Gay marriage opens the doors to a series of changes in the law of marriage. Not the law of marriage for gays – the law of marriage for everybody. The whole point to gay marriage is to make the rules for gays the same as the rules for straights. Logically, then, the rules for straights will have to be the same as the rules for gays.

It’s a good guess, for example, that we will see an end to the concepts of “motherhood” and “fatherhood” in our legal practice. The law will increasingly see couples as interchangeable “parents.” This reinterpretation of motherhood as parenthood will have large impacts on, for example, custody decisions during divorce. Right now, the courts still tend to award custody to mothers, even if they work, even if they work more hours than their husbands do. (Some years ago, a Florida court awarded custody to an at-home dad over his working wife, and feminists raised a huge fuss against the sexist court that extinguished maternal rights just because the mother worked 70 hours a week.) But as the courts have to make new law to cope with gay divorces, look for the old idea of maternal preference to disappear. You can’t have maternal preferences when both parents claim to be the mother.

Rob Smith on gay marriage:

Having been through two divorces and seen first-hand how a man fares against a woman (although I DID get custody of my daughter, but NO Child Support because I was profiled as a man)), I have a couple of questions. If gay parents adopt, how does the court award custody? How is Child Support figured? How is alimony decided?

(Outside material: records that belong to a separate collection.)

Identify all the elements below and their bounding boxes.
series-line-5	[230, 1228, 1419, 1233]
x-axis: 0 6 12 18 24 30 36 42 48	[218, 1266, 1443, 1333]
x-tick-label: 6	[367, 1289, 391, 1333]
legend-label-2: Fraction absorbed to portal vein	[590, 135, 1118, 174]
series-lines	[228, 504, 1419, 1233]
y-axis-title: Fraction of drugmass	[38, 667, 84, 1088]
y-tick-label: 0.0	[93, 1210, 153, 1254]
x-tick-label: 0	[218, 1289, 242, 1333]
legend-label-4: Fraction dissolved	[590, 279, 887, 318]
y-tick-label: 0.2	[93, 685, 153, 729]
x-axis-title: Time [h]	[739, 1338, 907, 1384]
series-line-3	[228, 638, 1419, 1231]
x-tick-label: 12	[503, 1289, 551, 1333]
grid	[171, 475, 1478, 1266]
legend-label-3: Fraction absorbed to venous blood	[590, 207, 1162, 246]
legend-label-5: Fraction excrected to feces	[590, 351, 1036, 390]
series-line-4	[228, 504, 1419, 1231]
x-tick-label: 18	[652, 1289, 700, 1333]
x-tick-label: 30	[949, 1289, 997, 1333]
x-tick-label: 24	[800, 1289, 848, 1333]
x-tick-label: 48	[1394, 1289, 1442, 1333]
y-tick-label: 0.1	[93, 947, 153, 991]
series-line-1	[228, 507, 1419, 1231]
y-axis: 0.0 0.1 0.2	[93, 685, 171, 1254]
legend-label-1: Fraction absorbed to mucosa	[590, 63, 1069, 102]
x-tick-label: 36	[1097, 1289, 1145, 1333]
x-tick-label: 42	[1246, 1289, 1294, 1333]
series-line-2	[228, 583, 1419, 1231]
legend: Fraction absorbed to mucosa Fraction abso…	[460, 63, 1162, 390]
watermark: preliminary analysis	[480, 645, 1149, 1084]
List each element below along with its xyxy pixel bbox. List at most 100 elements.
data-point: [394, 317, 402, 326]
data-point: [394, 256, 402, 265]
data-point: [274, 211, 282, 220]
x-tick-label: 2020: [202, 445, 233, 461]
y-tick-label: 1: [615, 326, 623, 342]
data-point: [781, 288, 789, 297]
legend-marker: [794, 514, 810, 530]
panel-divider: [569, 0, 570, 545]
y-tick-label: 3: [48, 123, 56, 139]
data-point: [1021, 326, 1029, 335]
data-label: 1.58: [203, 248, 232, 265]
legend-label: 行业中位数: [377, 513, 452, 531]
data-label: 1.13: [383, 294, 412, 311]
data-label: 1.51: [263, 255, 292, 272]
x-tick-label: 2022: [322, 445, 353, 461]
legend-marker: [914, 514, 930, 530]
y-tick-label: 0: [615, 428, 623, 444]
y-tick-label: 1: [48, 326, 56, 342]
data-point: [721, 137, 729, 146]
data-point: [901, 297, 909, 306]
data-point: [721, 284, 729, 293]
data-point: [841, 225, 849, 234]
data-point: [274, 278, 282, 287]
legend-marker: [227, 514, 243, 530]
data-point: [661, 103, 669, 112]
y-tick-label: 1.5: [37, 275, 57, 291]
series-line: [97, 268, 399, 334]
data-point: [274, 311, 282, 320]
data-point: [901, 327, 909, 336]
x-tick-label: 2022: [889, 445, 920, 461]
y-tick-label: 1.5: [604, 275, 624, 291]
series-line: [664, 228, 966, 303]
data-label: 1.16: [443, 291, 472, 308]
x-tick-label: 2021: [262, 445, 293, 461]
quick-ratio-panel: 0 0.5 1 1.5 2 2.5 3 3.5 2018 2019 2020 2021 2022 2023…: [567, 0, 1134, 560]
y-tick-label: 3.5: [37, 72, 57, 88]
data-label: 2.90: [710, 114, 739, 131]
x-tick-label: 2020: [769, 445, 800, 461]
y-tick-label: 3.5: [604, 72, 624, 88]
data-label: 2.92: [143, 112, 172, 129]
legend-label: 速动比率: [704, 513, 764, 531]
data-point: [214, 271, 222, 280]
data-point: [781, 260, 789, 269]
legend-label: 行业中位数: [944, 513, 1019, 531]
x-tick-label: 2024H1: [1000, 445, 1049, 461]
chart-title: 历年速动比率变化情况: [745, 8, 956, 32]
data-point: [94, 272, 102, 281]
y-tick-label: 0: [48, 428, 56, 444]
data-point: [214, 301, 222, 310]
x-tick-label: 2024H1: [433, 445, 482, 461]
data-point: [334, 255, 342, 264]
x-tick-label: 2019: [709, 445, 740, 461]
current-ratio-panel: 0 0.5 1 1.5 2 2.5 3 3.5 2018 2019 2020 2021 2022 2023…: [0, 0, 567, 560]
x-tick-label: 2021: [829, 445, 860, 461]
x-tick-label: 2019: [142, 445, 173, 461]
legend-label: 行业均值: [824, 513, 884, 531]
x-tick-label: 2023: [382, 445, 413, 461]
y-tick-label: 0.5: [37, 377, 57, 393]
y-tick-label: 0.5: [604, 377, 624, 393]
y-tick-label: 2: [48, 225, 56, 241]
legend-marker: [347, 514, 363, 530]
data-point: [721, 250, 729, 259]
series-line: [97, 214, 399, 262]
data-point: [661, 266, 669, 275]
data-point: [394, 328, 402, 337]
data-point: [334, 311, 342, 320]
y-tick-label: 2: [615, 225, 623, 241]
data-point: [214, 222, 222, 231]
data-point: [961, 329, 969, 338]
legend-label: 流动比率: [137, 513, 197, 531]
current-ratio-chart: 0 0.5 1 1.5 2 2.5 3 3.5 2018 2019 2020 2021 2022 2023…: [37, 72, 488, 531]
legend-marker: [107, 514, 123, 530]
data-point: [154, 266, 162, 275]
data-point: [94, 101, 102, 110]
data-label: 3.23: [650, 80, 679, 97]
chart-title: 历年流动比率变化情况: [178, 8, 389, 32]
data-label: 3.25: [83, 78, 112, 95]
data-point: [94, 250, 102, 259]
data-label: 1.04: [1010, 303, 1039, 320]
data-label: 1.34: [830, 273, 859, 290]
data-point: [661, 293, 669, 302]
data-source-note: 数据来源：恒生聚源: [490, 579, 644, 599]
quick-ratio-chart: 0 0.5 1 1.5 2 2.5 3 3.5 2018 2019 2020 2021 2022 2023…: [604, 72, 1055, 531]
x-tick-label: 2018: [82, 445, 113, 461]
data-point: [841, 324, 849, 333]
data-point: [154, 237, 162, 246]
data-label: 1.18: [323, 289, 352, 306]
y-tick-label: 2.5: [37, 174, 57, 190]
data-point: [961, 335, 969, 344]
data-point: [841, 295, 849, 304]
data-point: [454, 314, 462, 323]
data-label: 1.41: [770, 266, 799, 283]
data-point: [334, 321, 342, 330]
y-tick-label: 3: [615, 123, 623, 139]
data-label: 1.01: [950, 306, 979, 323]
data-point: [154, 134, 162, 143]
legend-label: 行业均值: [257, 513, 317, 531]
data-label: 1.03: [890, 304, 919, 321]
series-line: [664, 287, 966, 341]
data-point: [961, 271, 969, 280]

The more I think about those questions, the more I favor gay marriage. Maybe the courts will stop “profiling” ex-husbands as the scum of the earth, guilty of whatever went wrong in the marriage and due a richly-deserved financial enema for that evil. Maybe the woman doesn’t have a stacked deck in her favor anymore.

That would be a damned good thing.

Personally, I’m in favor of legalizing gay marriage. I don’t see that gay marriage diminishes marriage, any more than the many Jerry-Springer types who are allowed to get married now diminish marriage. I have gay friends who are, for all practical purposes, married. I don’t see why barring them from going to the courthouse benefits anyone.

There are some conservatives who say that the advocacy of gay marriage is part of a campaign by some liberals to undermine marriage in general — and I think there probably are some people on the left (or in whatever la-la land the MacKinnon / Dworkin types and their near-kin inhabit) who think that it will do that. But I rather suspect it will have the opposite effect. Let gays get married and they’ll become a bulwark of the bourgeoisie. That’s my prediction, anyway.

I also recommend this column by Radley Balko, which advocates getting the state out of the marriage business entirely.